Jamais peut-être dans l’histoire de l’humanité, l’ego et ses passions n’ont été à ce point l’effet des structures socio-économiques dans lesquelles nous sommes immergés.
Ensuite, tout fondamental et premier qu’il soit, le travail personnel de transformation spirituelle ne suffit pas. Si nous entendons œuvrer d’une façon crédible au changement de paradigme en cours et plus nécessaire que jamais, il doit être complété par un engagement citoyen visant une transformation structurelle du monde. Certes, la racine ultime des problèmes écologiques et sociaux est spirituelle. Elle a à voir avec l’orgueil humain, l’avidité, l’ignorance, les «poisons» de l’âme si bien décrit par le bouddhisme. En même temps, jamais peut-être dans l’histoire de l’humanité, l’ego et ses passions n’ont été à ce point l’effet des structures socio-économiques dans lesquelles nous sommes immergés.

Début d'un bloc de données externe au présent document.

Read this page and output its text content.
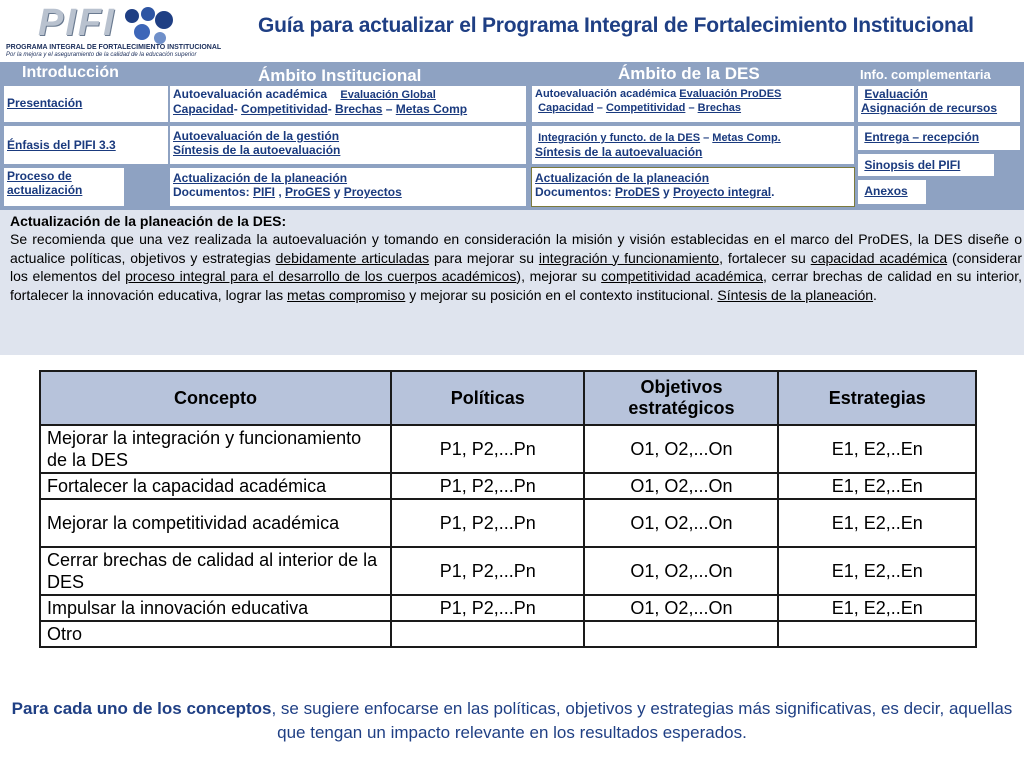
PIFI
PROGRAMA INTEGRAL DE FORTALECIMIENTO INSTITUCIONAL
Por la mejora y el aseguramiento de la calidad de la educación superior
Guía para actualizar el Programa Integral de Fortalecimiento Institucional
Introducción	Ámbito Institucional	Ámbito de la DES	Info. complementaria
Presentación
Énfasis del PIFI 3.3
Proceso de actualización
Autoevaluación académica Evaluación Global
Capacidad- Competitividad- Brechas – Metas Comp
Autoevaluación de la gestión
Síntesis de la autoevaluación
Actualización de la planeación
Documentos: PIFI , ProGES y Proyectos
Autoevaluación académica Evaluación ProDES
Capacidad – Competitividad – Brechas
Integración y functo. de la DES – Metas Comp.
Síntesis de la autoevaluación
Actualización de la planeación
Documentos: ProDES y Proyecto integral.
Evaluación
Asignación de recursos
Entrega – recepción
Sinopsis del PIFI
Anexos
Actualización de la planeación de la DES:
Se recomienda que una vez realizada la autoevaluación y tomando en consideración la misión y visión establecidas en el marco del ProDES, la DES diseñe o actualice políticas, objetivos y estrategias debidamente articuladas para mejorar su integración y funcionamiento, fortalecer su capacidad académica (considerar los elementos del proceso integral para el desarrollo de los cuerpos académicos), mejorar su competitividad académica, cerrar brechas de calidad en su interior, fortalecer la innovación educativa, lograr las metas compromiso y mejorar su posición en el contexto institucional. Síntesis de la planeación.
Concepto	Políticas	Objetivos estratégicos	Estrategias
Mejorar la integración y funcionamiento de la DES	P1, P2,...Pn	O1, O2,...On	E1, E2,..En
Fortalecer la capacidad académica	P1, P2,...Pn	O1, O2,...On	E1, E2,..En
Mejorar la competitividad académica	P1, P2,...Pn	O1, O2,...On	E1, E2,..En
Cerrar brechas de calidad al interior de la DES	P1, P2,...Pn	O1, O2,...On	E1, E2,..En
Impulsar la innovación educativa	P1, P2,...Pn	O1, O2,...On	E1, E2,..En
Otro			
Para cada uno de los conceptos, se sugiere enfocarse en las políticas, objetivos y estrategias más significativas, es decir, aquellas que tengan un impacto relevante en los resultados esperados.
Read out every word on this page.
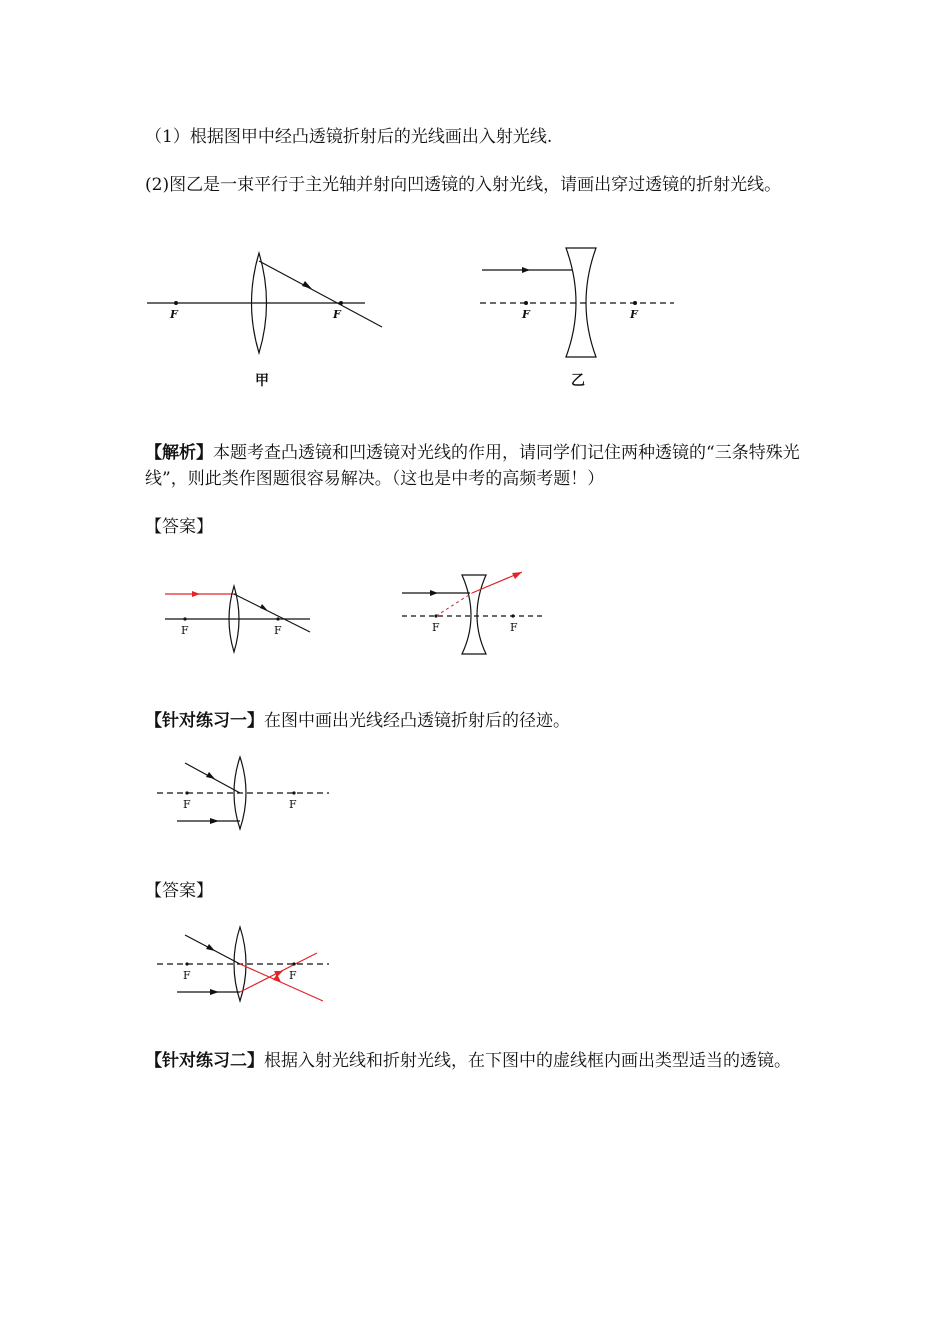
（1）根据图甲中经凸透镜折射后的光线画出入射光线.
(2)图乙是一束平行于主光轴并射向凹透镜的入射光线，请画出穿过透镜的折射光线。
F	F
甲
F	F
乙
【解析】本题考查凸透镜和凹透镜对光线的作用，请同学们记住两种透镜的“三条特殊光线”，则此类作图题很容易解决。（这也是中考的高频考题！）
【答案】
F	F	F	F
【针对练习一】在图中画出光线经凸透镜折射后的径迹。
F	F
【答案】
F	F
【针对练习二】根据入射光线和折射光线，在下图中的虚线框内画出类型适当的透镜。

Il convient donc, pour la guérison de la personne et de la planète, d’agir aussi pour la transformation des structures et des institutions – sociales, politiques, économiques – qui, dès l’enfance, déforment et formatent notre puissance de désir pour la couper de sa source, la dévier de sa finalité, l’embouteiller et l’arraisonner à la logique du marché. C’est ainsi, par cette articulation entre transformation de soi et transformation du monde, que la quête de moyens de satisfaire ma soif d’être et de vie prendra en compte, embrassera, intégrera la soif d’être et de vie des autres. Car sans les autres – humains et non humains – ma joie ne sera jamais complète.